For firms ready to pilot, the advice is clear: start small. Run Accordance through a battery of known tax scenarios from prior filings and compare its citations. Test Sourcetable’s connectors with non-sensitive data first. Update engagement letters to disclose AI usage, and never let an AI output become the final word without a licensed human’s review. Training is equally critical—staff must learn how to prompt safely and spot AI errors, just as they once learned to use pivot tables.

The competitive landscape is heating up. Incumbents like Thomson Reuters and Wolters Kluwer are already embedding agentic features into their platforms, leveraging decades of curated professional content. Startups like Accordance must therefore differentiate through agility and deeper specialization. Sourcetable’s spreadsheet-centric approach, meanwhile, appeals to the millions of Windows users who live in Excel but crave live data connections—a direct challenge to Microsoft’s own Copilot in Excel, which currently lacks such open-ended agentic connectivity.

Looking ahead, standardization efforts around MCP will be crucial. Microsoft and major cloud providers have signaled support, which could make agentic AI as ubiquitous as ODBC once was for databases. Independent benchmarks like TaxEval or BizFinBench will separate marketing from reality, while professional bodies like the AICPA will likely issue AI guidelines. Windows-based firms that align early with these standards will gain a competitive edge.

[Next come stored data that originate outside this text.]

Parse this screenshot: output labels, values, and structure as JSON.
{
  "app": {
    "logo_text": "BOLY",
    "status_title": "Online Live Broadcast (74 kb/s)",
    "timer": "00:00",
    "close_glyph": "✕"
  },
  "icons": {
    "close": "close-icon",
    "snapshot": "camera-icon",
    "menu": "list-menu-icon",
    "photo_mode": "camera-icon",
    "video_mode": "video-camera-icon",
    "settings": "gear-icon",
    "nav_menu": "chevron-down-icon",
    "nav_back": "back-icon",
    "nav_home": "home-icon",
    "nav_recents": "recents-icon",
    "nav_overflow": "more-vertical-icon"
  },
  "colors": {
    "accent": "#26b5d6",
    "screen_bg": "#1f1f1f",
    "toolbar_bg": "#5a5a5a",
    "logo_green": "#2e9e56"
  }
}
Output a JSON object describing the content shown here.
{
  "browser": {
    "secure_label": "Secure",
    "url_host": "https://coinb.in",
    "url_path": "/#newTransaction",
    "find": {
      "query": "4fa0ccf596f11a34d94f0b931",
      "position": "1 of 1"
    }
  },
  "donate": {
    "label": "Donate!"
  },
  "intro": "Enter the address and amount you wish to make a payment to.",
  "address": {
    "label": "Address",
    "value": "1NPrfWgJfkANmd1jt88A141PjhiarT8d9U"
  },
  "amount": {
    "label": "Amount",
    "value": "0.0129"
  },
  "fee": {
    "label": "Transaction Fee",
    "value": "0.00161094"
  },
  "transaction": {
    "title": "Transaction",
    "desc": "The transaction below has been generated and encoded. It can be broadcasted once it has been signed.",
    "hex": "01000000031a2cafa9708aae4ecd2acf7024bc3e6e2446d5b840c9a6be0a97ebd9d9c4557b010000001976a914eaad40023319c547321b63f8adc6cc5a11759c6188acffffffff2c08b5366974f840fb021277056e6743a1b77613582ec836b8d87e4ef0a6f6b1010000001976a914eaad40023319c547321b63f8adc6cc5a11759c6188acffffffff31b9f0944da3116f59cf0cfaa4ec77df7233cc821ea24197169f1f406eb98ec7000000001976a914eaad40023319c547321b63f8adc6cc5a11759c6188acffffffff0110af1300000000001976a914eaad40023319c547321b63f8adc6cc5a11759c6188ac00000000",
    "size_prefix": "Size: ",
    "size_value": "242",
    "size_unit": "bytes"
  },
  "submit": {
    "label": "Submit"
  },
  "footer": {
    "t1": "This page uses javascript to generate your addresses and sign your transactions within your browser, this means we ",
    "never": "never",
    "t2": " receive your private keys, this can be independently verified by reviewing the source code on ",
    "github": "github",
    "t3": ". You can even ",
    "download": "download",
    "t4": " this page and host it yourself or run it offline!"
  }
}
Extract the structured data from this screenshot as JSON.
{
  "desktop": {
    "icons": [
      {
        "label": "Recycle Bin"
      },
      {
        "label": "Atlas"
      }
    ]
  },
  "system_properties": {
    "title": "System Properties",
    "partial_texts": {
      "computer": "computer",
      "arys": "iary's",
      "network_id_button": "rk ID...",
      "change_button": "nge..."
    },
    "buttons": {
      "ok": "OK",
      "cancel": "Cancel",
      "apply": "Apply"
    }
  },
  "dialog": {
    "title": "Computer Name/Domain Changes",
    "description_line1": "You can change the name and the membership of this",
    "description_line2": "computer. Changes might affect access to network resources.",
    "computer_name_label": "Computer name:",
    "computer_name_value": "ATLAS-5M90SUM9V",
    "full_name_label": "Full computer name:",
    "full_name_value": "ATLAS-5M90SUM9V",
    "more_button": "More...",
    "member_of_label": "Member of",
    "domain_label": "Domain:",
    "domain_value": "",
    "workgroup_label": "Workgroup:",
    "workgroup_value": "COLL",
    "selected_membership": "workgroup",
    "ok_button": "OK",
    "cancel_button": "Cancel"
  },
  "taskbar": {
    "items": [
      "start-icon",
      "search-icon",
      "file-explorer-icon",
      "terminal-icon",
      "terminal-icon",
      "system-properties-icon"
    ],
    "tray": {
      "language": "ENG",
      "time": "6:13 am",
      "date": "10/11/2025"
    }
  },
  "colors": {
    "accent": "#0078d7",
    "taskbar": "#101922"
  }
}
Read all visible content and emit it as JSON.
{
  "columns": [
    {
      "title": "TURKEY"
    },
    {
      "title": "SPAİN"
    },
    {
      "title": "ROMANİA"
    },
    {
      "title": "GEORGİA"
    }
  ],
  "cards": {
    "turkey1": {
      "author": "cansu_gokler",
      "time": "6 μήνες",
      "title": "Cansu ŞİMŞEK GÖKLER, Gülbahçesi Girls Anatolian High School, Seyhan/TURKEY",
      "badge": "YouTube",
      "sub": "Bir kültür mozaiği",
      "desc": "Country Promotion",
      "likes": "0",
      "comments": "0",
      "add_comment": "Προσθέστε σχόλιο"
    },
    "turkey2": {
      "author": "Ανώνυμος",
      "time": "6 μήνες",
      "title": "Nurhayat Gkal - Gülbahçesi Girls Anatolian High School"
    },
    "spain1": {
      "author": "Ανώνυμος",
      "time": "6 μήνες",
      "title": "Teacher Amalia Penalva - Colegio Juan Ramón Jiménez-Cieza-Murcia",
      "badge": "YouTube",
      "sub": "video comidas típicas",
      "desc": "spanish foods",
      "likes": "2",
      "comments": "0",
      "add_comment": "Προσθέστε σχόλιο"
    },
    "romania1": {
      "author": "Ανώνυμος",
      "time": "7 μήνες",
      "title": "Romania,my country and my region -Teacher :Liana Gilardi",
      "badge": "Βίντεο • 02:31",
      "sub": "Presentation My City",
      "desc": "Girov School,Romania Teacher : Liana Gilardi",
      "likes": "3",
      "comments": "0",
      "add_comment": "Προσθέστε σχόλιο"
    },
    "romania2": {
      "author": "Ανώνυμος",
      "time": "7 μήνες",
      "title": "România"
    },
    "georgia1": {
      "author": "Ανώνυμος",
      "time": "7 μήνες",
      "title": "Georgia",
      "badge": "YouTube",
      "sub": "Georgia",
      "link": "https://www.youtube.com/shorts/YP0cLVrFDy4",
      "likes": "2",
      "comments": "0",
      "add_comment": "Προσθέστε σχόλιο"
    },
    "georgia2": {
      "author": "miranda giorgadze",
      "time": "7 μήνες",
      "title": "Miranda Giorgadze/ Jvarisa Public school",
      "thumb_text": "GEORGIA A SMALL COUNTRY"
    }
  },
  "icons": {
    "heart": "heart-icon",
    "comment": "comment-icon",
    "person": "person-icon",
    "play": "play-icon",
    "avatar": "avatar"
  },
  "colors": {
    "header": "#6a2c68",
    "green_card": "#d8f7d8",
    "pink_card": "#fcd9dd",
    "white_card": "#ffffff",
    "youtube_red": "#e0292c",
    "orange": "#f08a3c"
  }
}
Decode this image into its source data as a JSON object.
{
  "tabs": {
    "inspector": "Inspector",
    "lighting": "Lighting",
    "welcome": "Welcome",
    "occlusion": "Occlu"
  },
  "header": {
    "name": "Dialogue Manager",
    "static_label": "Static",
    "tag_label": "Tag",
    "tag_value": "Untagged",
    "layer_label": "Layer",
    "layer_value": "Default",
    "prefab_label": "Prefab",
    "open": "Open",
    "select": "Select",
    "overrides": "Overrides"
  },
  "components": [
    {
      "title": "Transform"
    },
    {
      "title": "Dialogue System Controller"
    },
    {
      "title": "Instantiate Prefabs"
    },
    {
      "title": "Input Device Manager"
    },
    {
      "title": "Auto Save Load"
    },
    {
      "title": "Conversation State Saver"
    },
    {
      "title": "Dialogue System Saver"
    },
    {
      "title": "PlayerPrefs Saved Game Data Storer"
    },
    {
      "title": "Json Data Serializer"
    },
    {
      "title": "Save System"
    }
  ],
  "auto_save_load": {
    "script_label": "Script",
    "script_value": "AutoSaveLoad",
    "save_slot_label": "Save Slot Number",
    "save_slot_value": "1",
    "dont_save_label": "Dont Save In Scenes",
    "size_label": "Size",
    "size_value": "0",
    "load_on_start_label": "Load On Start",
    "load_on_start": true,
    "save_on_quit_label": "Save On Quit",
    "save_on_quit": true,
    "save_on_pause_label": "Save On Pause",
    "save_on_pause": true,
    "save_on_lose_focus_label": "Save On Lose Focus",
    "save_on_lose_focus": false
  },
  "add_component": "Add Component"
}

In sum, the double launch of Accordance and Sourcetable Superagents demonstrates that agentic AI for tax and accounting is no longer a research project—it’s a deployable reality. For Windows professionals, the path forward is one of cautious optimism: leverage these tools to reclaim time and deepen insight, but do so with governance frameworks that turn “trust me” AI into defensible, auditable assistance. When the numbers have to be right, the best agentic brain still needs a human mind to sign off.